The example above only uses a small fraction of the abilities and features of the syntagma language. The script line above is a language, pattern, or format recogniser in the sense that it simply says “The pattern is, or is not the copy language” . This is useful for validating input but it is usually important to translate the input into an output format. This process is referred to by many different words, depending on the context, such as: translating, transforming, composing, re-formatting, compiling and transpiling. If the output format is a binary format, or a low-level computer language, such as an assembly language format, then the process is often labelled “compiling”.

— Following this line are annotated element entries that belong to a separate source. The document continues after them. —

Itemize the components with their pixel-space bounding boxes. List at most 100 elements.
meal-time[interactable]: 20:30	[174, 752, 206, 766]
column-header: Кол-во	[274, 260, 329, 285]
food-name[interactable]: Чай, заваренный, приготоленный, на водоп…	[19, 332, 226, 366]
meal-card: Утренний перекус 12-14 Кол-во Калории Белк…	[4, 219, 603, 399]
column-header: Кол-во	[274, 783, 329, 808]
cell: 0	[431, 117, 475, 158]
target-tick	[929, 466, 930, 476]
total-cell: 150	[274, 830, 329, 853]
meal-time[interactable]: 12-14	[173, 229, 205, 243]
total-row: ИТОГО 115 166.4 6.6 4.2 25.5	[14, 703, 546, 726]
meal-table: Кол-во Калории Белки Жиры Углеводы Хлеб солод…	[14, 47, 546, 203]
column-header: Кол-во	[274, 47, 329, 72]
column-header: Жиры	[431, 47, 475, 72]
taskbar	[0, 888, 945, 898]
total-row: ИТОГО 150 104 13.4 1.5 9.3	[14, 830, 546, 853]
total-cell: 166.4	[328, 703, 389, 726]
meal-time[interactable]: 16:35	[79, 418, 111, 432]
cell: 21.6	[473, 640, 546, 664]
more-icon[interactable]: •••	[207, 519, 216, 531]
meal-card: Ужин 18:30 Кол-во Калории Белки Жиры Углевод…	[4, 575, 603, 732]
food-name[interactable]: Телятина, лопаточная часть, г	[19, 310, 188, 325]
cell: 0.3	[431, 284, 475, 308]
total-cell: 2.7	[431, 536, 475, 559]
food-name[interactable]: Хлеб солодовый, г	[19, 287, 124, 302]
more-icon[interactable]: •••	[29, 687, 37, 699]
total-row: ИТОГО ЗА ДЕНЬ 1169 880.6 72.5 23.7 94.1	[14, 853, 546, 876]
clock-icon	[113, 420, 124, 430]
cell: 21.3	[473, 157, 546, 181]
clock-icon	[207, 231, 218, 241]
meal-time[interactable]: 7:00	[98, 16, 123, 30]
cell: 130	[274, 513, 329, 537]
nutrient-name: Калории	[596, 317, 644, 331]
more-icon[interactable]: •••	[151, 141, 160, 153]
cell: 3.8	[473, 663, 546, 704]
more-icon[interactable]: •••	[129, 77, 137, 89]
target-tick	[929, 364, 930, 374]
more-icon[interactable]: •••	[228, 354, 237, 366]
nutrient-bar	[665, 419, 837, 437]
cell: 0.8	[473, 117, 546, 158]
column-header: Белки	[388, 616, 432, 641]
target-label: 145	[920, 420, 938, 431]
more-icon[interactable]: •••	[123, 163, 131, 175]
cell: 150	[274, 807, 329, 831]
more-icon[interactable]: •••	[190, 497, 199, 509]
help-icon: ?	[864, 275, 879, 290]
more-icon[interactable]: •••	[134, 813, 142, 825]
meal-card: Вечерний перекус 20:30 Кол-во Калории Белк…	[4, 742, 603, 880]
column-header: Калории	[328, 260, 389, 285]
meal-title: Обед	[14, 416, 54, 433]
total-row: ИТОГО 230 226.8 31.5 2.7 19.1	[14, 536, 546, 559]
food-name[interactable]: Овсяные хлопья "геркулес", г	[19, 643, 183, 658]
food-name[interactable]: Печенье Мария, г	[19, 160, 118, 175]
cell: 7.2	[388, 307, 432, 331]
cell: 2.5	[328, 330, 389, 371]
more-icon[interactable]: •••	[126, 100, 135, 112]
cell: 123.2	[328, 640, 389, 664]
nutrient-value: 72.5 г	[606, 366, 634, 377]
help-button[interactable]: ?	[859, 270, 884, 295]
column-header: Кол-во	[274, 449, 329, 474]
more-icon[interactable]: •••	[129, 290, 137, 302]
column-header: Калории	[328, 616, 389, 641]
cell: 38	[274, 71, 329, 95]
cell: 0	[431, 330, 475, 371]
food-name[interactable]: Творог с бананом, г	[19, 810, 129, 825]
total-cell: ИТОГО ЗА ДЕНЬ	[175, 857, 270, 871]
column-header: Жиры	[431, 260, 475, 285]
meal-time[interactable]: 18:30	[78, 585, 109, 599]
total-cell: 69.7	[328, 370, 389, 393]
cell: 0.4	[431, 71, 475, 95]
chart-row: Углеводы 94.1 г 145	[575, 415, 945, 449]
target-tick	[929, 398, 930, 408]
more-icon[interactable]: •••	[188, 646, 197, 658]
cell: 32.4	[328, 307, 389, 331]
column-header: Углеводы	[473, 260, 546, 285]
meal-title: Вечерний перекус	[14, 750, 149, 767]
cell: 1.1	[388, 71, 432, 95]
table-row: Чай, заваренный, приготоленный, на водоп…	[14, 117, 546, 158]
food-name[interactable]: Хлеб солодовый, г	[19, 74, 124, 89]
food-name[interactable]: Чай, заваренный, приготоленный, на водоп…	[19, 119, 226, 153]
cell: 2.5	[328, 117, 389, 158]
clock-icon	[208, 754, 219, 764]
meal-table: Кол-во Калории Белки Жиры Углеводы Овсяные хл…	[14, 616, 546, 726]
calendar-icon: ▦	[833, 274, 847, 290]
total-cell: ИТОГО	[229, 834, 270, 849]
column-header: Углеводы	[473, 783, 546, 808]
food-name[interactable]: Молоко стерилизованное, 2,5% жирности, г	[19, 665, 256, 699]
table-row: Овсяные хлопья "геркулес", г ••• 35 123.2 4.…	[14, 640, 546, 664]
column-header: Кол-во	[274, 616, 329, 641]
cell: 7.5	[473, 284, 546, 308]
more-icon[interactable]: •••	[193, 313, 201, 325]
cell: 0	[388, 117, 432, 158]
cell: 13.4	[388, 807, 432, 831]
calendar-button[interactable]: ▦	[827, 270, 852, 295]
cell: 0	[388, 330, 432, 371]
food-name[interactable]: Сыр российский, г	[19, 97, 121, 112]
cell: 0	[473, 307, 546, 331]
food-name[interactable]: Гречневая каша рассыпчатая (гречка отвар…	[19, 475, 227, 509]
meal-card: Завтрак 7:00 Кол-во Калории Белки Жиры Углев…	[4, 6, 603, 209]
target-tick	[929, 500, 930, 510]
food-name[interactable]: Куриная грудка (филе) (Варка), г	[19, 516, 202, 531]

Actually all of these words have drawbacks in certain contexts; The word “translating” often evokes the idea of translating one human language to another, but most parsing systems don’t do this particularly well (syntagma included). “composing” has musical connotations, “transforming” seems more geometical than linguistic, “compiling” seems to imply that an executable computer format should be the output, and “transpiling” is a fairly uncommon, niche sort of word which may not be clear to many people. Another candidate word for this process is “compositing” which has origins in the process of preparing text for publication in a newspaper and this word is appropriate in the context of syntagma because it is a system that takes pure text as input, and produces pure text as output.
Syntagma is able to translate an input format into an output format using it’s rule-block and left-hand-side attributes. An example follows
lit:[()+-]; e: [0-9]+; e:[a-z]; del;
e = e ("+"|"-") e { @1:="($2 $1 $3)"; }
eof { stack(e) { println "$1"; } }
The script above converts an additive symbolic arithmetic expression to a lisp-like prefix notation - so “a+b+100” becomes “(+ (+ a b) 100)” . It uses the token attribute variables $1,$2,$3 to rearrange the order of the operands. It is concise and expressive. But syntagma contains many other capabilities, which I will go into later.